И, прежде чем тетка успела обрушиться на него с обвинениями в богохульстве, он резко распахнул дверь и выскочил на залитое ярким солнечным светом крыльцо, забыв и шляпу, и трость, на которую всегда опирался при ходьбе.

В церкви звонил колокол. Один–единственный. И Эрнесту с его растревоженной душой этот звон показался похоронным.

– Мистер Пик, это вы? Погодите же, мистер Пик!

Голос был тихий, смущенный. Эрнест тряхнул головой, постепенно приходя в себя. Он стоял, опираясь о стену, отделявшую храмовый двор от домика священника. Колокол наконец звонить перестал. Прямо перед Эрнестом стояла тоненькая девушка. Широкие поля шляпы закрывали от солнца ее лицо.
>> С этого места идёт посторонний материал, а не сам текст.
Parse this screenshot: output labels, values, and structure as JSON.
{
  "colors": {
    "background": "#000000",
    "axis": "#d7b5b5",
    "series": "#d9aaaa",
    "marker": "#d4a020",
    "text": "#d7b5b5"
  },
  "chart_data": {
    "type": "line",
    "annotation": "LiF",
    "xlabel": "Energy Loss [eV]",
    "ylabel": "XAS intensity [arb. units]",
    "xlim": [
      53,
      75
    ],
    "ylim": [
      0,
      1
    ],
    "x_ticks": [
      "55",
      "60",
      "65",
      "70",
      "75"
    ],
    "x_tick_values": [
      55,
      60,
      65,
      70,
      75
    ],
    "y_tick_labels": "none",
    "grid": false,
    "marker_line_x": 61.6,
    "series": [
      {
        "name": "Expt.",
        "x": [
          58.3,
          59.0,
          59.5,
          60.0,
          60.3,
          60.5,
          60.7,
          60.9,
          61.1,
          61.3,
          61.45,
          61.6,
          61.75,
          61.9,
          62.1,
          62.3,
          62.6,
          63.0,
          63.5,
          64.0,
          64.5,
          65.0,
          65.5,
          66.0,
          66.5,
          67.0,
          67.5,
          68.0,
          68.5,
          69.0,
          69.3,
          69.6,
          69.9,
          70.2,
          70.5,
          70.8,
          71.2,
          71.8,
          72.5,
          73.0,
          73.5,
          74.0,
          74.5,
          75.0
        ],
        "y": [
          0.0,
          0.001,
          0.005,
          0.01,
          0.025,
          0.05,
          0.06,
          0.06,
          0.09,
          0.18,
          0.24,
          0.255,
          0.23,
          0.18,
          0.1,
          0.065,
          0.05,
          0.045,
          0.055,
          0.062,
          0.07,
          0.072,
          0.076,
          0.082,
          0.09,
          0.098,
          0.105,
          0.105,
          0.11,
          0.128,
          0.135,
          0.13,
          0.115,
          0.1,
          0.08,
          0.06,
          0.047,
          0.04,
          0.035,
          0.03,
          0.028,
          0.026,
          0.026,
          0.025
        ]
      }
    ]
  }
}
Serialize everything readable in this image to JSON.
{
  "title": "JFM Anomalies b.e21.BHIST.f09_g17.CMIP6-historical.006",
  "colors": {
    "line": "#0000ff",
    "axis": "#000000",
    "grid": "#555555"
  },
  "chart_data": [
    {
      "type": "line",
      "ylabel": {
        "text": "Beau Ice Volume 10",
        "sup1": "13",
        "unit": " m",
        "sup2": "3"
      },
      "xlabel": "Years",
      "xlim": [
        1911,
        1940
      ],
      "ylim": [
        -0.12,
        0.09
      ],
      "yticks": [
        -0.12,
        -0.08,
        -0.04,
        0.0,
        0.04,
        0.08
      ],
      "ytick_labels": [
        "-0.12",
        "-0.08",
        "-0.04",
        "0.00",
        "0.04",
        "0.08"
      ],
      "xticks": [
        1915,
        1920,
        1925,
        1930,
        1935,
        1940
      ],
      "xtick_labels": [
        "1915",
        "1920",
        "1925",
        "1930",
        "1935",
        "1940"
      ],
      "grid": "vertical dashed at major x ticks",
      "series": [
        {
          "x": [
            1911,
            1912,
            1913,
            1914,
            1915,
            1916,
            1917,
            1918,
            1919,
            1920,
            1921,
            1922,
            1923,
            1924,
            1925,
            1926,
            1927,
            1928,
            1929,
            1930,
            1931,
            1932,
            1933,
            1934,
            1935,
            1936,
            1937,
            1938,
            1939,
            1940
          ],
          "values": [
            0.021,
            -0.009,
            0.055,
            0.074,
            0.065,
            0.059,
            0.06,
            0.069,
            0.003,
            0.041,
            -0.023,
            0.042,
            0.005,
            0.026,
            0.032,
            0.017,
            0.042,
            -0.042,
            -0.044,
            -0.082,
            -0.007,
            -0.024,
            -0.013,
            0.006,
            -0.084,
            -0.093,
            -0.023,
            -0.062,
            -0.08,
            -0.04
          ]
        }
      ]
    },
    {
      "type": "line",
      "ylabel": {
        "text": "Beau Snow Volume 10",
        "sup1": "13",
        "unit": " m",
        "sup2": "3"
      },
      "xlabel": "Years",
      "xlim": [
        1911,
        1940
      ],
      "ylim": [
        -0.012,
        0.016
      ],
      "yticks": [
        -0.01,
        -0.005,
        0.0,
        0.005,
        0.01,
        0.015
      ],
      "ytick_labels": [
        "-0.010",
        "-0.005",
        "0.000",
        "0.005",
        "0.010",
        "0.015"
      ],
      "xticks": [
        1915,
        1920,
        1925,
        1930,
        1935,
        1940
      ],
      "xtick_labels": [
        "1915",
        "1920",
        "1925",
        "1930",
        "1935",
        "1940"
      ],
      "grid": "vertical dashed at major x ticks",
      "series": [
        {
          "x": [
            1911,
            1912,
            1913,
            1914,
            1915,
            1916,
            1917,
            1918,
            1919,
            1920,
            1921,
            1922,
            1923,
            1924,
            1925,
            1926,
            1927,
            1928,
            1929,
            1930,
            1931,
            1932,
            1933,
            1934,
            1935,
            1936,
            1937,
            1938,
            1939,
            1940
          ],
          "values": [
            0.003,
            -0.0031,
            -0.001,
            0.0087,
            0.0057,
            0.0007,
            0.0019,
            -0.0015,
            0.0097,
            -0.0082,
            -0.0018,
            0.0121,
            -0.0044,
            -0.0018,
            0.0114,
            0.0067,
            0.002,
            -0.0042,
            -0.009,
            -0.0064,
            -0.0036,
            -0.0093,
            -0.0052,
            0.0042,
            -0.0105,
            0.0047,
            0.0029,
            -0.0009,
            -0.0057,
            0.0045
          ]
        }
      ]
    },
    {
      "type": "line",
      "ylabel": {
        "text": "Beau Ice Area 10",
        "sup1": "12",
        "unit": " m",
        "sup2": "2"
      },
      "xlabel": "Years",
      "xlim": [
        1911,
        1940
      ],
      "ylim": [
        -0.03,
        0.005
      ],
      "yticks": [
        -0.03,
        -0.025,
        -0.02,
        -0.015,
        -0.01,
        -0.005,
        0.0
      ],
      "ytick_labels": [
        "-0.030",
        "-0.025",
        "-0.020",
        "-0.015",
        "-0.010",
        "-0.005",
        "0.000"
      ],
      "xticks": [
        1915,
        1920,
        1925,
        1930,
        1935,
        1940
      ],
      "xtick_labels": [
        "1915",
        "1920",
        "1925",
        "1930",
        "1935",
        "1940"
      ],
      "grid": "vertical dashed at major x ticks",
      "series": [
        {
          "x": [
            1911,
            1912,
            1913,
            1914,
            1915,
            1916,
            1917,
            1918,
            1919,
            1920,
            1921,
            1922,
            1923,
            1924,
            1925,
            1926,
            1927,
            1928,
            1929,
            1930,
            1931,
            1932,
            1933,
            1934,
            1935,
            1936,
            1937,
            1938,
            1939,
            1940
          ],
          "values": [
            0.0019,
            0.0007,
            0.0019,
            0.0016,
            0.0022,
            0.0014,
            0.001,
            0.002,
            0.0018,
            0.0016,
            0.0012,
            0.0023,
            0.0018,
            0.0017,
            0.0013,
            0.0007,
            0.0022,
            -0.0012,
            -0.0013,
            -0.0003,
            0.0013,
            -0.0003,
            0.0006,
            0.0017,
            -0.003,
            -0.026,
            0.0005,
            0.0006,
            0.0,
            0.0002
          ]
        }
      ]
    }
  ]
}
На ней было простенькое платьице из темно–серой материи – того же цвета, что и ее большие, полные тревоги глаза.

Хотя в данный момент Эрнеста больше всего занимал вопрос, не плакал ли он в полный голос – он знал, что с ним такое порой случается, – все же рука его машинально поднялась к полям несуществующей шляпы.

– Доброе утро, мисс Поллок, – выдавил он наконец. – Простите, если я вас напугал…

– Ничуть вы меня не напугали. Я просто решила тут прогуляться, пока дедушка доводит до ума свою проповедь.

Страстно желая стереть дурное впечатление, которое он, возможно, произвел на эту милую девушку, он пробормотал:

– Боюсь, вы уже догадались, что меня, к сожалению, в церкви не будет и послушать проповедь вашего дедушки я не смогу. Видите ли, я только что пытался объяснить своей тетке, что… потерял всякую веру в любящего, всепрощающего и всезнающего Бога, увидев, что Он позволил сотворить там, где я побывал!

Чувствуя, что бормочет нечто уж и вовсе несусветное, Эрнест умолк на полуслове, с удивлением и невероятным облегчением заметив, что мисс Поллок и не думает на него обижаться. Мало того, она сказала:

– Да, это я хорошо понимаю! Джеральд, мой жених, говорил примерно то же, когда приезжал в отпуск…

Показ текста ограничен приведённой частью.